The Indian submarine slowly engaged gears and started started following it’s still oblivious quarry.
He didn’t want to increase speed by too much for two reasons. First, he wanted to be 100% sure of the enemy’s position. Gaining too much speed would’ve put a penalty on his situational awareness. Second, he wanted to be as sure as possible of not giving away his location to any other enemy submarine that might be following the ones in front of him. But very soon, the Bandits reached near the range limit at which they could be accurately tracked and targeted by Akula forcing it to increase it’s own speed.
But unlike the racing Chinese who were dashing like there was no tomorrow, Indians took pauses between their speed bursts to slow down and listen before rushing again.
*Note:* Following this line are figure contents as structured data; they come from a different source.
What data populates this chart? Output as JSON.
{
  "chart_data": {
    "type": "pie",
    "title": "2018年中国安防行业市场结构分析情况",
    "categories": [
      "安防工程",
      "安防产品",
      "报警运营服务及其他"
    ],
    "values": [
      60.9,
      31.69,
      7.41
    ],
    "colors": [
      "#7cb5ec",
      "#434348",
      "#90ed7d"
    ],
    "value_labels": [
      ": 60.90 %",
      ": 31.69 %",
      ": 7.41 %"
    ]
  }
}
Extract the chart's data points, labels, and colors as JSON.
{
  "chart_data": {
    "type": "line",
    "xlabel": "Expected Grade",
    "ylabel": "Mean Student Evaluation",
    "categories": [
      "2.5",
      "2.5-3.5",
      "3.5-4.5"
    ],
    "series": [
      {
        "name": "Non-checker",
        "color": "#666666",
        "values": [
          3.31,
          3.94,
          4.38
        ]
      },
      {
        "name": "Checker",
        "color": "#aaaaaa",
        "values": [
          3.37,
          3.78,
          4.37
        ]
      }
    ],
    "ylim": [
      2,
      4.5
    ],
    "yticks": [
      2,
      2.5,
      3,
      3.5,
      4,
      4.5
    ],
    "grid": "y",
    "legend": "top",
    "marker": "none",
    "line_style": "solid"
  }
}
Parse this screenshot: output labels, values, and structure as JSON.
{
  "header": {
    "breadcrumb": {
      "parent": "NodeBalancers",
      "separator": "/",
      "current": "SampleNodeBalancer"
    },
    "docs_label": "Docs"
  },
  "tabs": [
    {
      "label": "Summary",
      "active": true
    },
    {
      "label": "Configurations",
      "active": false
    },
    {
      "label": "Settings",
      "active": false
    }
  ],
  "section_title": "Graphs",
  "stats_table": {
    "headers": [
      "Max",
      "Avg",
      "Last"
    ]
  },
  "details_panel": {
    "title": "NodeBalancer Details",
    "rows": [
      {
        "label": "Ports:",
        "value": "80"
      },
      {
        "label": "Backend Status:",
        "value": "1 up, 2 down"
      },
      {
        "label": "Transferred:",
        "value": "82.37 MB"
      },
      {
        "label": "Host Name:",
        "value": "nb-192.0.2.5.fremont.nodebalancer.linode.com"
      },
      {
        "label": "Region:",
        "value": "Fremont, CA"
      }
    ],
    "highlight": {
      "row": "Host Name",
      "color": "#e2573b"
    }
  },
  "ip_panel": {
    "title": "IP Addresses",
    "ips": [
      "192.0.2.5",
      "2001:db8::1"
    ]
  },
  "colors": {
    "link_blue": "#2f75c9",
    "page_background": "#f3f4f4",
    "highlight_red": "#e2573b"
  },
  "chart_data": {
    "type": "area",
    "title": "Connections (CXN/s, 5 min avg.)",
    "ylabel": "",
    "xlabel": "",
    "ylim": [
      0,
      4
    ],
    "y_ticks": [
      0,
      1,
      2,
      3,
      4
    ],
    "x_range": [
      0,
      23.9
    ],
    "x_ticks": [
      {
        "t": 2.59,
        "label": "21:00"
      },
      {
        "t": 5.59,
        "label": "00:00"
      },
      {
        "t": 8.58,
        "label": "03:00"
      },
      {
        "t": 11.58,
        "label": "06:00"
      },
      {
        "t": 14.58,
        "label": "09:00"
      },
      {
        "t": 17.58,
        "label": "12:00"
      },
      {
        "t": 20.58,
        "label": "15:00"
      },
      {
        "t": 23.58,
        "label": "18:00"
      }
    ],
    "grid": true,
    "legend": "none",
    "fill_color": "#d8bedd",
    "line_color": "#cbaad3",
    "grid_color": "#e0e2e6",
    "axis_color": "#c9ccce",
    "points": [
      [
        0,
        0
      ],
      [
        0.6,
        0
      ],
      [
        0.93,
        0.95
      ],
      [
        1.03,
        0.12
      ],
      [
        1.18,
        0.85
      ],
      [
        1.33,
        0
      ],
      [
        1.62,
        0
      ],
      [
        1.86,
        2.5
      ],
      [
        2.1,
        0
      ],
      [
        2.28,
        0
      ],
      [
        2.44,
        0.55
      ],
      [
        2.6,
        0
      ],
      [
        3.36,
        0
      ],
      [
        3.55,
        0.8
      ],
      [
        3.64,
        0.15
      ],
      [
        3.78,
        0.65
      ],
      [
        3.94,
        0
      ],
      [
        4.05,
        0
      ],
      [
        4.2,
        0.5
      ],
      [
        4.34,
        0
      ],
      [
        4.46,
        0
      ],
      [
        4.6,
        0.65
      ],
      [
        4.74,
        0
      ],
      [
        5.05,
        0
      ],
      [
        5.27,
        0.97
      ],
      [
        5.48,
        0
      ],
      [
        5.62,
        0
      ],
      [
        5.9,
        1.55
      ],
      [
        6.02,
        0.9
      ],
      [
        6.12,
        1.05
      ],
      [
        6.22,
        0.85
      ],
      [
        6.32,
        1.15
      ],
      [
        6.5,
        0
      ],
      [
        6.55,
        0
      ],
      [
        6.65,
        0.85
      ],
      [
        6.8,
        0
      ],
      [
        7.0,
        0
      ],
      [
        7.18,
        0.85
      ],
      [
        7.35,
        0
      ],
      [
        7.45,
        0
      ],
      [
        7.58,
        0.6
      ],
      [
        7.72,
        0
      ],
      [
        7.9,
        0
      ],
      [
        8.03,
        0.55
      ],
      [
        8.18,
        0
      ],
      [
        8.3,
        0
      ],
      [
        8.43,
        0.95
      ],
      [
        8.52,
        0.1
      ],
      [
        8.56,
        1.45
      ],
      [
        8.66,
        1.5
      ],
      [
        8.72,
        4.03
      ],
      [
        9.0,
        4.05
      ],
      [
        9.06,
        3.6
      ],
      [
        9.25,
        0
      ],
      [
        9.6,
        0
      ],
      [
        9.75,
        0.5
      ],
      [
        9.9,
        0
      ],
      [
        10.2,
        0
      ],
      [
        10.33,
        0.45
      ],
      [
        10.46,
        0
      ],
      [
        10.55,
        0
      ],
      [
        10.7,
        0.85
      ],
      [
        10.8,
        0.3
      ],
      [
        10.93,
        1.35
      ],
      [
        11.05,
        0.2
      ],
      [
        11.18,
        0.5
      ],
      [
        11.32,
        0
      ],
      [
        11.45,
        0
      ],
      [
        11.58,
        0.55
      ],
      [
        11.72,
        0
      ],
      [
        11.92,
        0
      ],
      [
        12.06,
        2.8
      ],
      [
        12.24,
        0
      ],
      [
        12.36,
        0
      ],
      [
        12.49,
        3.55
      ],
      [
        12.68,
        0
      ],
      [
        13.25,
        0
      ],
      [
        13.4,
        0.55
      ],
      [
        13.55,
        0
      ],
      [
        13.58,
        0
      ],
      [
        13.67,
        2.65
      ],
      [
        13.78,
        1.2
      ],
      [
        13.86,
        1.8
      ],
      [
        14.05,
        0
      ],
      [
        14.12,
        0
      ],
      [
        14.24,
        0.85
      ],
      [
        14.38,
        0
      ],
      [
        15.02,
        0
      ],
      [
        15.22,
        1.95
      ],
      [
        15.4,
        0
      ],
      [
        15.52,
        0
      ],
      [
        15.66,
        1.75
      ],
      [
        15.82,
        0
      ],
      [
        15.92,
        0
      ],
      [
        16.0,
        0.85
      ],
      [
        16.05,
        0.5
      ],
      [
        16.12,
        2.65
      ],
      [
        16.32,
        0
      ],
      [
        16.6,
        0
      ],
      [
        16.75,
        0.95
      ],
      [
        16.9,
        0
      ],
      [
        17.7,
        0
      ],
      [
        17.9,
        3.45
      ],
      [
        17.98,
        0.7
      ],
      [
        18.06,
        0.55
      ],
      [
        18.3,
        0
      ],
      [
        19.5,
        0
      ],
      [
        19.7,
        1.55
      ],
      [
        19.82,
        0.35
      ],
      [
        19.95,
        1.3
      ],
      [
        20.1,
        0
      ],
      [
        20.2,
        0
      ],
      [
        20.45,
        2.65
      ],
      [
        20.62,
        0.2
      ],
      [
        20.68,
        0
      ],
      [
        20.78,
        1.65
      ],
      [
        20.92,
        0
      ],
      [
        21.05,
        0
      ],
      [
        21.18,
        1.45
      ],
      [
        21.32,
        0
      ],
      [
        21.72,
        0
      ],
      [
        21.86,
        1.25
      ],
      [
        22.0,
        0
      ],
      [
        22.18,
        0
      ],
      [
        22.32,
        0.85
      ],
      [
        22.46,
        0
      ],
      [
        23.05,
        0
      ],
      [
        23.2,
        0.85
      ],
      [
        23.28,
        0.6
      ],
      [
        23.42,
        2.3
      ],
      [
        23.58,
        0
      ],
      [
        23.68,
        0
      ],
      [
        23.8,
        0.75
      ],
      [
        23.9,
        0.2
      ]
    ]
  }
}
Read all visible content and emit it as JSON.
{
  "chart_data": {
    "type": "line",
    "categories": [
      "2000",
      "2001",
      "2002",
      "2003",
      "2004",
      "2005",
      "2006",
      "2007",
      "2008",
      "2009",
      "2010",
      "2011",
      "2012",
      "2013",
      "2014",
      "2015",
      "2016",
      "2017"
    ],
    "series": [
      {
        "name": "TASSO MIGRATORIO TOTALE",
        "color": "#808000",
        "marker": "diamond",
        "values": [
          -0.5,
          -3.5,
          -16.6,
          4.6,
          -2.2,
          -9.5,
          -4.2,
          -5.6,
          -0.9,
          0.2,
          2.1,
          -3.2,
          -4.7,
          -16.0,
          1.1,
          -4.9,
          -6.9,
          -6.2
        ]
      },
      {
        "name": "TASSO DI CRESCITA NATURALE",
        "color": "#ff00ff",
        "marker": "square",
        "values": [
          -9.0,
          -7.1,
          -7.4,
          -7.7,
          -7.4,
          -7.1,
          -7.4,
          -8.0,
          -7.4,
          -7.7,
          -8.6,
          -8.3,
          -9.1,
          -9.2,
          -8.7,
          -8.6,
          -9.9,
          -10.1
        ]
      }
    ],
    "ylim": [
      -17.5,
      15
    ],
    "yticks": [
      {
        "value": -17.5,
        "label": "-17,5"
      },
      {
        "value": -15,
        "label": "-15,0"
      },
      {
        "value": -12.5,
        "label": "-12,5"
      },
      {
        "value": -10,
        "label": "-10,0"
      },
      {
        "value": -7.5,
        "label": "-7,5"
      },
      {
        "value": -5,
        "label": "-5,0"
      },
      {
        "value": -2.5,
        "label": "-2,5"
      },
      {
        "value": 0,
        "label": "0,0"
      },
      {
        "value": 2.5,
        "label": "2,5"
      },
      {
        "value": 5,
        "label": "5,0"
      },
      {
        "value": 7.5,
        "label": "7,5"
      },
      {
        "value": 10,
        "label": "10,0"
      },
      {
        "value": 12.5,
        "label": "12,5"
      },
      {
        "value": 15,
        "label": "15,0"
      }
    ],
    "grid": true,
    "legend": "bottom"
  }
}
It was in between such pauses that they detected the Bandit 3 and 4 slowing down while 1 and 2 still raced ahead. With mounting anxiety Indians noted that the Bandit 3 was very near the range of launching it’s missile on some of the major coastal Indian cities. Keeping their own speed at a comparative lower figure of 8 knots,, Indian crewed listened intently to any sign of missile launch preparation by Chinese. Bandit 3 was still traveling too fast too launch it’s own missiles, so they waited matching their own speed to that of Bandit 3. One immediate loss of this approach made itself visible soon enough. Bandit 1 and 2 soon went out of range of their tracking sonar and torpedoes. But it also evened out the odds somewhat, leaving Akula with only two enemies to take care of instead of four.
Lt. Cmd wondered aloud, “Why the hell those escorts raced away from the SSBN ? Shouldn’t they be guarding it ?”
“They probably want to sanitize the area first or plain old diversionary tactics only. One of our anti-sub planes is patrolling that area I hope our guys get a fix on them soon enough.“ navigating officer guessed.
The chase went on for a few minutes more after which both Bandit 3 started to slow down and lowered it’s speed to 5 knots. At the same time it gradually started decreasing it’s depth even more slowly. Bandit 4 too slowed down after gaining getting nearly a KM on Bandit 4 and deployed it’s towed array sonar. This forced Akula to reduce it’s speed further to avoid any chance of getting detected on the much sensitive towed sonar array.
“I have a really bad feeling about this.” Captain remarked .
“So do I. I don’t like this one bit.” Lt. Cmd replied.